# croiser les doigts / joindre les mains



## Anna-chonger

Bonjour à tous,
comment dire la position dans laquelle on a *dix* doigts croisés pour faire un voeu ? 
croiser les mains ? les doigts ? 

Merci d'avance !


----------



## The_flake

On dit "Croiser les doigts." 
Pour se porter chance on dit: "Je croise les doigts."


----------



## xmarabout

Petite précision: l'expression est bien correcte "je croise les doigts" mais elle est plutôt utilisée pour conjurer un sort ou la malchance que pour faire un voeu. La différence est subtile, d'accord


----------



## The_flake

Je vois plutôt ça comme un appel à la chance, avant de passer un examen ou un entretien par exemple. C'est le voeu que la chose se réalise ou réussisse.


----------



## xmarabout

Pour dire ce que je disais, je me base sur l'origine du signe: on croise les doigts pour figurer une croix (symbole chrétien) qui est sensé faire fuir les esprits malins.
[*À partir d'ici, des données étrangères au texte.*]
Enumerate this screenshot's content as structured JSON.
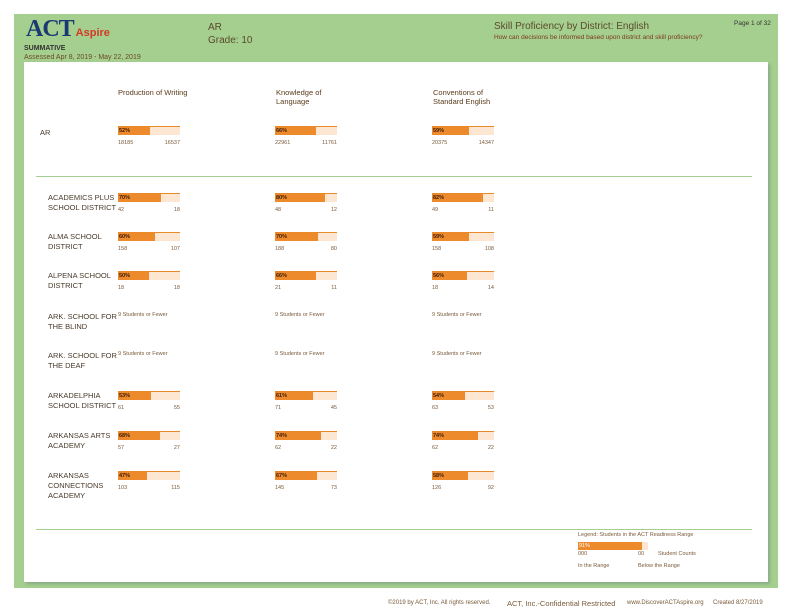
{
  "header": {
    "logo": "ACT",
    "logo_sub": "Aspire",
    "mode": "SUMMATIVE",
    "assessed": "Assessed Apr 8, 2019 - May 22, 2019",
    "state": "AR",
    "grade": "Grade: 10",
    "report_title": "Skill Proficiency by District: English",
    "question": "How can decisions be informed based upon district and skill proficiency?",
    "page": "Page 1 of 32"
  },
  "columns": [
    "Production of Writing",
    "Knowledge of Language",
    "Conventions of Standard English"
  ],
  "state_row": {
    "name": "AR",
    "cells": [
      {
        "pct": "52%",
        "in": "18185",
        "below": "16537",
        "frac": 0.52
      },
      {
        "pct": "66%",
        "in": "22961",
        "below": "11761",
        "frac": 0.66
      },
      {
        "pct": "59%",
        "in": "20375",
        "below": "14347",
        "frac": 0.59
      }
    ]
  },
  "rows": [
    {
      "name": "ACADEMICS PLUS SCHOOL DISTRICT",
      "cells": [
        {
          "pct": "70%",
          "in": "42",
          "below": "18",
          "frac": 0.7
        },
        {
          "pct": "80%",
          "in": "48",
          "below": "12",
          "frac": 0.8
        },
        {
          "pct": "82%",
          "in": "49",
          "below": "11",
          "frac": 0.82
        }
      ]
    },
    {
      "name": "ALMA SCHOOL DISTRICT",
      "cells": [
        {
          "pct": "60%",
          "in": "158",
          "below": "107",
          "frac": 0.6
        },
        {
          "pct": "70%",
          "in": "188",
          "below": "80",
          "frac": 0.7
        },
        {
          "pct": "59%",
          "in": "158",
          "below": "108",
          "frac": 0.59
        }
      ]
    },
    {
      "name": "ALPENA SCHOOL DISTRICT",
      "cells": [
        {
          "pct": "50%",
          "in": "18",
          "below": "18",
          "frac": 0.5
        },
        {
          "pct": "66%",
          "in": "21",
          "below": "11",
          "frac": 0.66
        },
        {
          "pct": "56%",
          "in": "18",
          "below": "14",
          "frac": 0.56
        }
      ]
    },
    {
      "name": "ARK. SCHOOL FOR THE BLIND",
      "cells": [
        {
          "few": "9 Students or Fewer"
        },
        {
          "few": "9 Students or Fewer"
        },
        {
          "few": "9 Students or Fewer"
        }
      ]
    },
    {
      "name": "ARK. SCHOOL FOR THE DEAF",
      "cells": [
        {
          "few": "9 Students or Fewer"
        },
        {
          "few": "9 Students or Fewer"
        },
        {
          "few": "9 Students or Fewer"
        }
      ]
    },
    {
      "name": "ARKADELPHIA SCHOOL DISTRICT",
      "cells": [
        {
          "pct": "53%",
          "in": "61",
          "below": "55",
          "frac": 0.53
        },
        {
          "pct": "61%",
          "in": "71",
          "below": "45",
          "frac": 0.61
        },
        {
          "pct": "54%",
          "in": "63",
          "below": "53",
          "frac": 0.54
        }
      ]
    },
    {
      "name": "ARKANSAS ARTS ACADEMY",
      "cells": [
        {
          "pct": "68%",
          "in": "57",
          "below": "27",
          "frac": 0.68
        },
        {
          "pct": "74%",
          "in": "62",
          "below": "22",
          "frac": 0.74
        },
        {
          "pct": "74%",
          "in": "62",
          "below": "22",
          "frac": 0.74
        }
      ]
    },
    {
      "name": "ARKANSAS CONNECTIONS ACADEMY",
      "cells": [
        {
          "pct": "47%",
          "in": "103",
          "below": "115",
          "frac": 0.47
        },
        {
          "pct": "67%",
          "in": "145",
          "below": "73",
          "frac": 0.67
        },
        {
          "pct": "58%",
          "in": "126",
          "below": "92",
          "frac": 0.58
        }
      ]
    }
  ],
  "legend": {
    "title": "Legend: Students in the ACT Readiness Range",
    "pct": "91%",
    "in": "000",
    "below": "00",
    "counts": "Student Counts",
    "in_label": "In the Range",
    "below_label": "Below the Range",
    "frac": 0.91
  },
  "footer": {
    "copyright": "©2019 by ACT, Inc. All rights reserved.",
    "confidential": "ACT, Inc.-Confidential Restricted",
    "url": "www.DiscoverACTAspire.org",
    "created": "Created 8/27/2019"
  },
  "colors": {
    "frame": "#a5cf8e",
    "in_range": "#ec8a2c",
    "below_range": "#fde6d2"
  }
}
Donc, en étant puriste et en faisant appel à l'origine du signe, ce n'est pas un appel à la chance mais un signe pour _écarter la malchance_. C'est donc aussi le voeu _que rien ne se mettent en travers d_e la réussite de quelque chose... Je l'ai dit, la différence est subtile...


----------



## The_flake

Ok ok! Je ne dis plus rien.


----------



## Anna-chonger

Merci à vous !
Mais je crains que vous ayez mal compris ma question, ce qui est peut-être dû au fait que j'avais mal tapé.
Je voulais dire "_avois les *dix *doigts croisés_". cependant, *croiser les doigts* veut dire seulement croiser l'index et le majeur.


----------



## IMANAKBARI

Je croise les doigts pour croire que tout est faux , faux , vraiment faux ! (Ecoute Mes larmes par Darius Denon)
Voir "croiser les doigts" afin de souhaiter "bonne chance" à qqn : http://05.img.v4.skyrock.net/050/ta-chance/pics/2588313369_small_2.jpg



Anna-chonger said:


> Merci à vous !
> Mais je crains que vous ayez mal compris ma question, ce qui est peut-être dû au fait que j'avais mal tapé.
> Je voulais dire "_avois les *dix *doigts croisés_". cependant, *croiser les doigts* veut dire seulement croiser l'index et le majeur.


 

Hummm...! Peut-être qu'il s'agit de souhaiter une grande bonne chance !
"Croiser les doigts" c'est "croiser les doigts" en tout cas ! soit un doigt soit dix doigts .
C'est ce que je crois !


----------



## Punky Zoé

Bonjour Anna,

Je ne crois pas que le fait de croiser les dix doigts de la main soit une pratique courante, ici et du fait qu'elle ait un nom particulier.





The_flake said:


> Je vois plutôt ça comme un appel à la chance, avant de passer un examen ou un entretien par exemple. C'est le voeu que la chose se réalise ou réussisse.





xmarabout said:


> Pour dire ce que je disais, je me base sur l'origine du signe: on croise les doigts pour figurer une croix (symbole chrétien) qui est sensé faire fuir les esprits malins. Donc, en étant puriste et en faisant appel à l'origine du signe, ce n'est pas un appel à la chance mais un signe pour _écarter la malchance_. C'est donc aussi le voeu _que rien ne se mettent en travers d_e la réussite de quelque chose... Je l'ai dit, la différence est subtile...


Bonjour

Aujourd'hui, c'est bien les deux ! Et cette explication sur l'origine supposée de l'expression, montre bien que la croix a pris un pet de travers !


----------



## The_flake

Anna, quand tu dis croiser les dix doigts, au final c'est croiser les mains comme en prière non? Si c'est le cas c'est donc "croiser les mains".


----------



## Anna-chonger

The_flake said:


> Anna, quand tu dis croiser les dix doigts, au final c'est croiser les mains comme en prière non? Si c'est le cas c'est donc "croiser les mains".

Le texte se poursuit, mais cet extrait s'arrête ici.